2016年07月21日 | 映画・舞台・コンサート

映画「WAR ROOM」(邦題「祈りのちから」)を観た。
http://www.inori-chikara.jp/

さすがに信仰心の篤いクリスチャンが多い国アメリカの映画だけあって、映画の中でJesusという言葉がやたらに出てくる。強盗までJesus nameという言葉で撃退できるくらいである。
原題の「WAR ROOM」は祈りの部屋のことだ。世界は神と悪魔の戦争であり、悪魔に打ち勝つためには非力な自分が戦うのではなく、祈りによって神の力で悪魔を打倒するのが人間にできる唯一の方法だと、老婆クララは力説する。悪魔とは人のプライドであり、憎悪であり、悪い行ないである。人そのものではない。だから自分に関わるすべての人を愛し、その人のために祈るのだ。
聖書に「汝の敵を愛し、迫害する者のために祈れ」(マタイ伝第5章)「敵を愛し、憎む者に親切にせよ。呪う者を祝福し、辱しめる者のために祈れ」(ルカ伝第6章)と書かれてあるとおりである。

しかし考えてみれば、あえてキリスト教の物語にしなくても、仏教のお経でも十分に役割を果たせただろう。あるいは大正の詩人の詩でもよかったかもしれない。
般若心経には、次の一節がある。
「心無罣礙。無罣礙故。無有恐怖。遠離一切顛倒夢想。究竟涅槃」
罣礙とは難しい言葉だが、人間のプライドであり、愛着であり、執着であり、憎悪であり、一言で言うとこだわりである。それらを捨てれば涅槃(ニルヴァーナ)の境地に至ることができると書かれてある。
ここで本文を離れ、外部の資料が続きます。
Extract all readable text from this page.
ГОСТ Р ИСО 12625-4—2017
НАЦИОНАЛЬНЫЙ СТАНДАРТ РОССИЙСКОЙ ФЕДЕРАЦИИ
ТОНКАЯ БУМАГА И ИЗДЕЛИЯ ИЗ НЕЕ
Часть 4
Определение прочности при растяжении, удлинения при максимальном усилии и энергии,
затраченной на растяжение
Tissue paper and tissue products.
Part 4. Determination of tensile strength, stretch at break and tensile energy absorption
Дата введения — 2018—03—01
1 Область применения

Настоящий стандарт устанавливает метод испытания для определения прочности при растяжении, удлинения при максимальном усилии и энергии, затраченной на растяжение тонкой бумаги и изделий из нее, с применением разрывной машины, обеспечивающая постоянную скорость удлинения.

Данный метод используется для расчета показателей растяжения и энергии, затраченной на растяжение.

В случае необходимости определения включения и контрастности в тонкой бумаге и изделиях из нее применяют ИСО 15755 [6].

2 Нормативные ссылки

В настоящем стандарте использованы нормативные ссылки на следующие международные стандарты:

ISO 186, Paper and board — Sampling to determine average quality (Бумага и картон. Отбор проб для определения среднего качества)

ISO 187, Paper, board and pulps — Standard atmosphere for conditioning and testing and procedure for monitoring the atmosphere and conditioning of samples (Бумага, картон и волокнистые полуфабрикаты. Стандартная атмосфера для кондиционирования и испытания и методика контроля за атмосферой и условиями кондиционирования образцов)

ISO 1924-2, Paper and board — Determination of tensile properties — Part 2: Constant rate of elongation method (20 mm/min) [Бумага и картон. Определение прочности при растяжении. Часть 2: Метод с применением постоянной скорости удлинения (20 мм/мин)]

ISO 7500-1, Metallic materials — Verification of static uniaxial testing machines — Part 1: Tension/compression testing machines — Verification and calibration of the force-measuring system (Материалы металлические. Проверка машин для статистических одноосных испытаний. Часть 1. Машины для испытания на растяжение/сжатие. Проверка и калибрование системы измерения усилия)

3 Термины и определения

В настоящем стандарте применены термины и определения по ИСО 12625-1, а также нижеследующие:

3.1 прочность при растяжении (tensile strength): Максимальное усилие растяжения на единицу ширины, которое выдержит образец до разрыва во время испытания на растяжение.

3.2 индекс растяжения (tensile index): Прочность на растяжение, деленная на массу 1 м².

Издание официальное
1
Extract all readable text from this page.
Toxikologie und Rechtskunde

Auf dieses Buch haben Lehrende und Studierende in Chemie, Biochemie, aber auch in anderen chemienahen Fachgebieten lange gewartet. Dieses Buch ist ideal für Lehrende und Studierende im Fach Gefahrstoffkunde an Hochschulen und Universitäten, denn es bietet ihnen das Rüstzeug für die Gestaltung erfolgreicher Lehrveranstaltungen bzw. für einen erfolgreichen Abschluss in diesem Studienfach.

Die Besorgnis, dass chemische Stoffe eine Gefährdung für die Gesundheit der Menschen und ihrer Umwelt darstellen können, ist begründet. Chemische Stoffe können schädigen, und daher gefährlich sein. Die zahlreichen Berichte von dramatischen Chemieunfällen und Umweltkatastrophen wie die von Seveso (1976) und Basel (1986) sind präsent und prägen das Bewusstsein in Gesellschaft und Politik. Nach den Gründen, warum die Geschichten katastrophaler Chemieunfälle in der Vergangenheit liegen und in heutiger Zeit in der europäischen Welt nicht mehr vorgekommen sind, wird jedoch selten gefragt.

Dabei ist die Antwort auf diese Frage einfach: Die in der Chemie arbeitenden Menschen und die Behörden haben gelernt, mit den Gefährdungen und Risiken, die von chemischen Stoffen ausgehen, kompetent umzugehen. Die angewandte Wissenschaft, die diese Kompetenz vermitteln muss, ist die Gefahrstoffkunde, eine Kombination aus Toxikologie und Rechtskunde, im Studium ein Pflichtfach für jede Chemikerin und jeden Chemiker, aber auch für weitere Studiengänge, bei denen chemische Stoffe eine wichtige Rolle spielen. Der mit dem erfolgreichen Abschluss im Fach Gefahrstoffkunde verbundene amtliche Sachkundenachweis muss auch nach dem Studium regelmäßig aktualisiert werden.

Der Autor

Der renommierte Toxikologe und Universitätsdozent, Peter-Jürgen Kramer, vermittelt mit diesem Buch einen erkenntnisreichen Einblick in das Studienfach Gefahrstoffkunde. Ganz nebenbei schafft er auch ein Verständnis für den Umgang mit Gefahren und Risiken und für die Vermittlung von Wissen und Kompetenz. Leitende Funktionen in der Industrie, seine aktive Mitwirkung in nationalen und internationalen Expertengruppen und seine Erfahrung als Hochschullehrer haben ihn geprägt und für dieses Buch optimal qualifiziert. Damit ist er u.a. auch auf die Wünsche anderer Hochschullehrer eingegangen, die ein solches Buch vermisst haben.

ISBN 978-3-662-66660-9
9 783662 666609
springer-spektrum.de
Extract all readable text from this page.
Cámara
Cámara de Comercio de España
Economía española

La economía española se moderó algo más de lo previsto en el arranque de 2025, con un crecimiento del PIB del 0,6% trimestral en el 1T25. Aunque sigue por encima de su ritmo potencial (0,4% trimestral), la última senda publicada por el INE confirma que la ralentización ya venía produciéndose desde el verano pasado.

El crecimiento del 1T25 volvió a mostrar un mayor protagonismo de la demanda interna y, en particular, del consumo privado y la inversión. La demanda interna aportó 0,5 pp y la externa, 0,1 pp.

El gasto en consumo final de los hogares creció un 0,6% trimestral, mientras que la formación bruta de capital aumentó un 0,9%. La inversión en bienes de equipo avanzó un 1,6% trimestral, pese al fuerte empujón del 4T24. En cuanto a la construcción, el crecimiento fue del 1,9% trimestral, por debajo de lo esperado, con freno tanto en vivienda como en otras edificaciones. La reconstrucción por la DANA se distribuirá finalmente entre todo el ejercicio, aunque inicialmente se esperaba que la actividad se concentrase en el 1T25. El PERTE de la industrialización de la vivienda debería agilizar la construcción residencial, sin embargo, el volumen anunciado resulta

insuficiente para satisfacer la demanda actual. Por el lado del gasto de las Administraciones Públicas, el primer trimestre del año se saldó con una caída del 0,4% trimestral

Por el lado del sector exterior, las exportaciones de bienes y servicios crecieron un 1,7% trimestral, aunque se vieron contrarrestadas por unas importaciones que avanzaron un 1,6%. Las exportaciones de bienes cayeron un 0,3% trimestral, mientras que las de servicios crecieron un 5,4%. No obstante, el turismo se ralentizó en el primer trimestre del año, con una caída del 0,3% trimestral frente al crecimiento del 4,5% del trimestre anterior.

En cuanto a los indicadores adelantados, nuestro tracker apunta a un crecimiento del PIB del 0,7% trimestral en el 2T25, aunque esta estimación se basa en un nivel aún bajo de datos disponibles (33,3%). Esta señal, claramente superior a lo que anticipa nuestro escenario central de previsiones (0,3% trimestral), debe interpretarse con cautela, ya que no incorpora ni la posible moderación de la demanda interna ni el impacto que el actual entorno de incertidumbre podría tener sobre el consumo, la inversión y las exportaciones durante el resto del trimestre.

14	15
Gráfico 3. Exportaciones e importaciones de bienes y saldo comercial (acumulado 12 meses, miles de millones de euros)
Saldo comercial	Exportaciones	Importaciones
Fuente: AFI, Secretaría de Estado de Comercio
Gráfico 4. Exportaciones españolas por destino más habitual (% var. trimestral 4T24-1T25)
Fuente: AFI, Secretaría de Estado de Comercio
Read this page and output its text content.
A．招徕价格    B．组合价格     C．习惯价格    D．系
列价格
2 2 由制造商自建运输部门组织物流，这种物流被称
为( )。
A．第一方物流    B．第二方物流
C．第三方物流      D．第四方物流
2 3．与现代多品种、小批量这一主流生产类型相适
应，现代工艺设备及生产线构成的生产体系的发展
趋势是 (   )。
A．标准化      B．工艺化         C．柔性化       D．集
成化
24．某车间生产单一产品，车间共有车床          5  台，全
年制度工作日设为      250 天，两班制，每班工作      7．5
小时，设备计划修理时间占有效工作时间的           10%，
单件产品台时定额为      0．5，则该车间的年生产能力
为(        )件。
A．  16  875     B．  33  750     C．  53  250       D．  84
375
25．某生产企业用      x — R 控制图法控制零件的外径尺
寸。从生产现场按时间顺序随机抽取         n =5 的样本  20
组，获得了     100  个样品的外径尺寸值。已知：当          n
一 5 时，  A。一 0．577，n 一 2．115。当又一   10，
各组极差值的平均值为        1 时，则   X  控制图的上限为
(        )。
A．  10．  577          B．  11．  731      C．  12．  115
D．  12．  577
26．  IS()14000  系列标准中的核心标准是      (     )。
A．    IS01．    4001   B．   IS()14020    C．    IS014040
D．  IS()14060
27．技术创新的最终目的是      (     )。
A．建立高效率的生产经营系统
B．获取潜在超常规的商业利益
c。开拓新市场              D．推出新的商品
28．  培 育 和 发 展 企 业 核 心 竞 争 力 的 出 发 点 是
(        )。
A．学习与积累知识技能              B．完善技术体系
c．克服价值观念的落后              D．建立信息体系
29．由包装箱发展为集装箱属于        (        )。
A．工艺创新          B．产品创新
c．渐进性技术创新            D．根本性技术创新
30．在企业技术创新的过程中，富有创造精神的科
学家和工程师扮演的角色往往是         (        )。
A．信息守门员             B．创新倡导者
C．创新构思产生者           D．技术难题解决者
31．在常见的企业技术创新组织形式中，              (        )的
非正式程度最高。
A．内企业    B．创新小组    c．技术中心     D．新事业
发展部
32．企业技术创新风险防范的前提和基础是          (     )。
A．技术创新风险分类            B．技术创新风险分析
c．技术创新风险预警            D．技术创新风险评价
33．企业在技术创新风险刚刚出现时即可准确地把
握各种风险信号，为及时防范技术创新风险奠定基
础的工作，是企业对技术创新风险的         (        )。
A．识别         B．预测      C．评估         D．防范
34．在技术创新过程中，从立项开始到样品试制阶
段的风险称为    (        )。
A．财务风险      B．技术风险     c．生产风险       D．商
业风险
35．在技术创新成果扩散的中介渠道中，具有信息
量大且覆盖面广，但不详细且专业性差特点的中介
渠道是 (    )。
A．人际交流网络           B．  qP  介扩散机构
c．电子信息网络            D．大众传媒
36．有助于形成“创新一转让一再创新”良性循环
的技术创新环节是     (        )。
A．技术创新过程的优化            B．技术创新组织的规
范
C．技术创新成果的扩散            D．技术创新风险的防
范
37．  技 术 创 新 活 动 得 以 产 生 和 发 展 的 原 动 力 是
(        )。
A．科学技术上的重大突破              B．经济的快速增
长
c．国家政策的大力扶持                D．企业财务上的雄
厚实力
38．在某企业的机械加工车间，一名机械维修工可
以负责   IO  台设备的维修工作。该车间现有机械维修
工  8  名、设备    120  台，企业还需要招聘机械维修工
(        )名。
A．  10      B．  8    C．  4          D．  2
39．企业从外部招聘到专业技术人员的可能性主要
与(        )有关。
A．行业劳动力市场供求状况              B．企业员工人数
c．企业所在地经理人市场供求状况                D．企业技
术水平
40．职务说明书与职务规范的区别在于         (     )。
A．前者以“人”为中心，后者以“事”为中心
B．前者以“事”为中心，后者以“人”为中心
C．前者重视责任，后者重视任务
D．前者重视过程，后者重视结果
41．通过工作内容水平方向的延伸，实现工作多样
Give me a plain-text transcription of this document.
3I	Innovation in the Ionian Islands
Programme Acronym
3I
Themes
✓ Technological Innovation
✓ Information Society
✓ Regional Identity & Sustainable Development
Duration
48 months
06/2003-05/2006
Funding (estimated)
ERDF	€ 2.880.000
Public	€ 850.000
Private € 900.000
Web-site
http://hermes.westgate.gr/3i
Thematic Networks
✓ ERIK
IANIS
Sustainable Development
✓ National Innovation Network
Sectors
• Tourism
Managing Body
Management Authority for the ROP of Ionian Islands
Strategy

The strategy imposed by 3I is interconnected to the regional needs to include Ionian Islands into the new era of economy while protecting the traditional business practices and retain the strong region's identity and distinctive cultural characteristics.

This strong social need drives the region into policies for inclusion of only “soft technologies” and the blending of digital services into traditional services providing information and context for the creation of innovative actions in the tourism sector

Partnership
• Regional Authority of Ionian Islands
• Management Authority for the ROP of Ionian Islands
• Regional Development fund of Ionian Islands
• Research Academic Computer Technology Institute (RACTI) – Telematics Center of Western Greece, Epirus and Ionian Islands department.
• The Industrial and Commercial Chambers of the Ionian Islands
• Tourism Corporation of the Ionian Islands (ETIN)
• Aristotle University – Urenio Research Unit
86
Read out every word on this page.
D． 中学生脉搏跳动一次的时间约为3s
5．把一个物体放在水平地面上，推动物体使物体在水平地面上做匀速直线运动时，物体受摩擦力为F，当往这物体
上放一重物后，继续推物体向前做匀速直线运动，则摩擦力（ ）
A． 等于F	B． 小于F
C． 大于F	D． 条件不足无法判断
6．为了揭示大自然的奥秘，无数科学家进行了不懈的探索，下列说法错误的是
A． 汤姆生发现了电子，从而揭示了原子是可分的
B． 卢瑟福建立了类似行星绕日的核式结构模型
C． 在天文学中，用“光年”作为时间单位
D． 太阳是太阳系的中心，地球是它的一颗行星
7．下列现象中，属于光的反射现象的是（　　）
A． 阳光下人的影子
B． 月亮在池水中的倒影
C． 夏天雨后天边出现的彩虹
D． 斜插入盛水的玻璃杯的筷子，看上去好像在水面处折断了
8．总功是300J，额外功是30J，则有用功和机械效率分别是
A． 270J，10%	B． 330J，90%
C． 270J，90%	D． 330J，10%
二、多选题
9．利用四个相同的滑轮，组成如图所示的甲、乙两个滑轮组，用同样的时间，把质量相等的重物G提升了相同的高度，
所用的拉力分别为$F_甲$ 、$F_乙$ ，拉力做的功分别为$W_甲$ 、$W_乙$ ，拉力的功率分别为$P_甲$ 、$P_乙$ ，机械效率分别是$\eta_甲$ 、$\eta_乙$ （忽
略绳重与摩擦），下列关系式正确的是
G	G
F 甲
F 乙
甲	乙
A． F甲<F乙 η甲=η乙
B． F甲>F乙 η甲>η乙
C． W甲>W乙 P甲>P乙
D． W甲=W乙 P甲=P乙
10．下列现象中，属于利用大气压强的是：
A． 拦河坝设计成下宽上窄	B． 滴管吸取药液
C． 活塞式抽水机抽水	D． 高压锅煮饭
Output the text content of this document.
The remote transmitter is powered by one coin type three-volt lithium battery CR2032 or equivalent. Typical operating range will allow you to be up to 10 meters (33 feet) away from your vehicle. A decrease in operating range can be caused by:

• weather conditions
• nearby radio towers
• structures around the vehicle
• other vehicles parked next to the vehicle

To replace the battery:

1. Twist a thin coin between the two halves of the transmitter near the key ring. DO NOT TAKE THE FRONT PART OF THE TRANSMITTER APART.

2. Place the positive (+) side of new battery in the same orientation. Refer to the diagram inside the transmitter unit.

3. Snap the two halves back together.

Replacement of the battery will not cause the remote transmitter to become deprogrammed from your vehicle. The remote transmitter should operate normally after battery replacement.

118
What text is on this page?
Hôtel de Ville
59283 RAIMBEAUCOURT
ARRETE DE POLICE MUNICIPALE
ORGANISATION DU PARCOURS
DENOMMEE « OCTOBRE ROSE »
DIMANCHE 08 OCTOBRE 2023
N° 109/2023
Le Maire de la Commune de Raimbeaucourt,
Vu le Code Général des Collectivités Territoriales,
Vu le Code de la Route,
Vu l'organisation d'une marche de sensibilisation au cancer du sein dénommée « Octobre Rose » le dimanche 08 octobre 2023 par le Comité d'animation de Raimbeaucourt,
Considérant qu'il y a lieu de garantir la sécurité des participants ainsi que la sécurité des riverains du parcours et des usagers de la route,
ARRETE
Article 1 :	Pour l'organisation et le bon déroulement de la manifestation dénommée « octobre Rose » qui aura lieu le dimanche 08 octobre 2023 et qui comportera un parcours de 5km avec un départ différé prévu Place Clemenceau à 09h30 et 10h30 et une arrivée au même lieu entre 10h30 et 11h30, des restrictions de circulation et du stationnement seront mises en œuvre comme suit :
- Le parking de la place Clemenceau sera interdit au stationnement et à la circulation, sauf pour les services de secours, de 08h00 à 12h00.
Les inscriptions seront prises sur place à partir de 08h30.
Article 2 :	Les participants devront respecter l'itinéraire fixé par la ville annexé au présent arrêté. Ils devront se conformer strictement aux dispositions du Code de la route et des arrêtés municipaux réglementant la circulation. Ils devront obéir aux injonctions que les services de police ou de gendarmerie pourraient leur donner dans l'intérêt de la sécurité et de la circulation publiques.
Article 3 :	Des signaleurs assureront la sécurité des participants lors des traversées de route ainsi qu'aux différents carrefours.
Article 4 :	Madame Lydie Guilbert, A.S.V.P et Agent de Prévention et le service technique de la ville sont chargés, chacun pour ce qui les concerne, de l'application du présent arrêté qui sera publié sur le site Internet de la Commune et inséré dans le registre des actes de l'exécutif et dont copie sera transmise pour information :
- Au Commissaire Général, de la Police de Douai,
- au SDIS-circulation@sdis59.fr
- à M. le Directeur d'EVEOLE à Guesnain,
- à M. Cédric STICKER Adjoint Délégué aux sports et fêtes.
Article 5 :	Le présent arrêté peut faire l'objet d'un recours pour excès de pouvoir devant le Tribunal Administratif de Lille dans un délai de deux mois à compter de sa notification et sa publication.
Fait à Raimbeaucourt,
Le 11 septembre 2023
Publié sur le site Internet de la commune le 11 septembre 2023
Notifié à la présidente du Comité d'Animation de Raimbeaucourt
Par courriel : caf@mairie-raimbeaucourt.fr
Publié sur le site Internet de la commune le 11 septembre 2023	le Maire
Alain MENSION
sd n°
中原中也の「山羊の歌」の中の「無題」という詩に次の一節がある。
「かくは悲しく生きん世に、なが心 かたくなにしてあらしめな。われはわが、したしさにはあらんとねがへば なが心、かたくなにしてあらしめな。かたくなにしてあるときは、心に眼(まなこ) 魂に、言葉のはたらきあとを絶つ なごやかにしてあらんとき、人みなは生(あ)れしながらの うまし夢、またそがことわり分ち得ん」
「頑なの心は、理解に欠けて、なすべきをしらず、ただ利に走り、意気消沈して、怒りやすく、人に嫌はれて、自らも悲しい。されば人よ、つねにまづ従はんとせよ。従ひて、迎へられんとには非ず、従ふことのみ学びとなるべく、学びて 汝が品格を高め、そが働きの裕(ゆた)かとならんため!」

いずれも、自分自身の凝り固まった心をほぐしていけば、周囲の心もほぐれていき、心を通い合わせることができる、それは本当に幸せなことだというテーマだ。簡単だが奥が深い。
とても感動的ないい映画だった。